La experiencia prueba que si un grupo humano relativamente pequeño, estructurado, intenta imponer su voluntad u objetivos a otro grupo más numeroso, menos organizado o definido respecto al objetivo del grupo pequeño, es bastante probable que este acabe dominando. Frecuentemente, miembros  del gran grupo, fluidamente amorfo,  propenden a comportarse en pasajero clandestino/ free rider (en vernáculo casticismo: pasota/escaqueado). El individuo representativo del gran grupo tenderá a escabullirse endosándole implícitamente a los otros miembros la responsabilidad y el esfuerzo de contrarrestar la influencia del grupo de presión minoritario. En otras palabras, cada miembro del gran grupo desea cosechar los frutos de la resistencia colectiva en defensa de los intereses generales, pero sin asumir el coste del esfuerzo personal de resistir al pequeño grupo dando por hecho que otros miembros lo harán.  

Es paradoja ya que el agente representativo de la colectividad -al actuar racionalmente en tanto free rider, en términos coste-beneficio-  impide o bloquea el funcionamiento de la acción colectiva capaz de defender los intereses del grupo. Lo terrible es que free rider somos casi todos. La racionalidad axiomatizada en ciencias sociales propia al Homo oeconomicus  (a no confundir con la racionalidad del Homo sapiens, más compleja) lleva al free rider a considerar que puede aprovecharse de las ventajas de la acción colectiva sin sufrir el coste personal. Esto es, la acción colectiva se entendería como bien público: el alumbrado urbano lo disfrutan asimismo quienes no pagan impuestos o los turistas. 

Al límite,  actuando todos de esa guisa nadie se mojará. Es razonable sospechar que una reacción colectiva suficientemente intensa del gran grupo contra el pequeño grupo de presión inamistoso  no se producirá. La situación es especialmente perversa si se trata de un juego a suma negativa: lo que gana el grupo pequeño es menos que lo que pierde el conjunto de la colectividad. 

El efecto/ paradoja de Olson también facilita la intelección de la persistencia, en sociedades democráticas con libertad de crítica y expresión, de fenómenos ideológicos falaces (engaños encubiertos) o mendaces (mentiras descaradas). Es suficiente que pequeños grupos sean mayoritarios o controlen centros neurálgicos de poder o influencia (Tribunal Constitucional, enseñanza, medios de comunicación, etc.) que lancen, amparen y sostengan redes políticas, expertas en entrismo, en connivencia de intereses y cierta afinidad ideológica si no total al menos parcial o transversal.
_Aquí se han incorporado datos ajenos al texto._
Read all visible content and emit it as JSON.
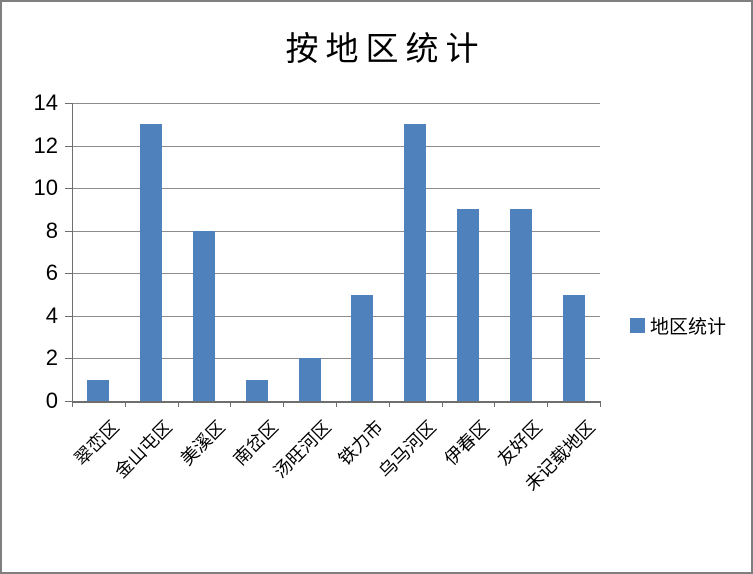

Y en plenas narices del conjunto de la sociedad, de la que solo una parte simpatiza con susodichas ideologías, dejándose ahormar sin resistencia la mayoría social. En virtud del efecto Olson, no cabe esperar que la mayoría se oponga -o no siempre- con suficiente intensidad a la propagación de la ideología perversa. Esta es la génesis del pensamiento único; del maniqueísmo políticamente correcto; del terrorismo intelectual; esta es la génesis, sobra decir, del independentismo jabonoso y acechante en la oportunidad.

Jefes morales

Dudamos que si se consuma la devastadora agresión contra España, amnistía y concesiones mediante, el pueblo reaccione echándose a la calle contra el tirano, si no ha sido previamente forjado en el sacrificio y la resistencia activa. El efecto Olson permite entender, en parte, el aparente anquilosamiento de un pueblo cuya principal virtud siempre fue la rebeldía. 

Penúltima esperanza, la paradoja de Olson se revierte si -con comportamiento polar a free riders, escaqueados y pasotas- emergen en el pueblo jefes naturales, líderes morales que se implican democráticamente. Porque Jefe moral es el que se sacrifica por el grupo, por la colectividad ¿No habrá entre nosotros auténticos jefes morales que, llegado el caso, den ejemplo asumiendo el sacrificio de poner en pie la dignidad de la buena España huelga general mediante? No creemos que podamos pedirle al Rey el milagro que algunos esperan. Y no podemos pedírselo  no tanto porque sea incapaz de sacrificio sino porque si los españoles no atinan, como pueblo tangible y epidérmicamente real, a defender la nación común sin recurrir a vagas fabulaciones  milagreras no pueden pretender, esos españoles, encarnar una colectividad nacional indiscutible.